Web scraping tools are software, that is, bots programmed to examine databases and extract information. A variety of bot types are used, many of them fully customizable for:
- Recognize unique HTML site structures.
- Extract and transform content.
- Store data
- Extract data from the APIs.
Since all bots use the same system to access site data, it can sometimes be difficult to distinguish between legitimate bots and malicious bots. In this web scraping guide, we will explain the examples and protection against web scraping.
Examples of what the web scraping is
Web scraping is considered malicious when the data is extracted without the permission of the website owners. The two most common use cases are price scrapping and content theft.
1.- Price scraping
In scraping prices is one of the variants to know what is web scraping. It is an attacker who generally uses a bot network from which to launch web scraping bots to inspect the competition databases. The goal is to access price information, win over rivals and boost sales. For attackers, a successful scraping of prices can make their offers stand out on comparison websites.

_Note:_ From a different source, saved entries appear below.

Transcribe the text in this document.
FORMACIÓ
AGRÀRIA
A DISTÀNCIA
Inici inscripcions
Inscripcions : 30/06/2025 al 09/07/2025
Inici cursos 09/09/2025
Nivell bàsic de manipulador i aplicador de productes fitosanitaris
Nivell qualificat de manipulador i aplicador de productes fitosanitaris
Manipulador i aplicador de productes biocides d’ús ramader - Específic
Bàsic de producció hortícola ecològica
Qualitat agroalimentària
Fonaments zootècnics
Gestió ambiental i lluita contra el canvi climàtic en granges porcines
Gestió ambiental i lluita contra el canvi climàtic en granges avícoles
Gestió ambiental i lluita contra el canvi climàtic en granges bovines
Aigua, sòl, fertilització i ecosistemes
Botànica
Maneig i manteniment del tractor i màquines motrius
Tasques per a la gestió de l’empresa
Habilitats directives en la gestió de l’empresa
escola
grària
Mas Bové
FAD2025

Attacks occur frequently in industries where the price of products are easily comparable. Because the price plays an important role in buying decisions, the victims of scraping prices can be travel agencies, online electronics sellers, etc.
For example, electronic smart phone merchants, which sell similar products at relatively high prices, are frequent targets. To remain competitive, they have to sell their products at the best possible price.
Since customers always choose the cheapest option. To obtain an advantage, a provider can use a bot to continually scrape the websites of its competitors and almost instantly update its own prices accordingly.
2.- Scraping of content
Scraping content is another way to understand what web scraping is. That is, theft of large – scale content of a particular site. Typical objectives include online product catalogs and websites that rely on digital content to drive the business. For these companies, a content scraping attack can be devastating.
Protection against web scraping
- It is important to act legally
The easiest way to avoid scraping is to take a legal action. One in which you can report the attack in court and in which you prove that web scraping is not allowed.
You can even sue potential scrapers if you have explicitly forbidden it in your terms of service. For example, LinkedIn sued a set of scrapers last year, saying that extracting user data through automated requests amounts to hacking.
- Prevent attacks of requests that arrive
Even if you have published a legal notice that prohibits the scraping of your services, it is possible that a potential attacker still wants to go ahead with the process. You can identify possible IP addresses and prevent requests from reaching your service by filtering through the firewall.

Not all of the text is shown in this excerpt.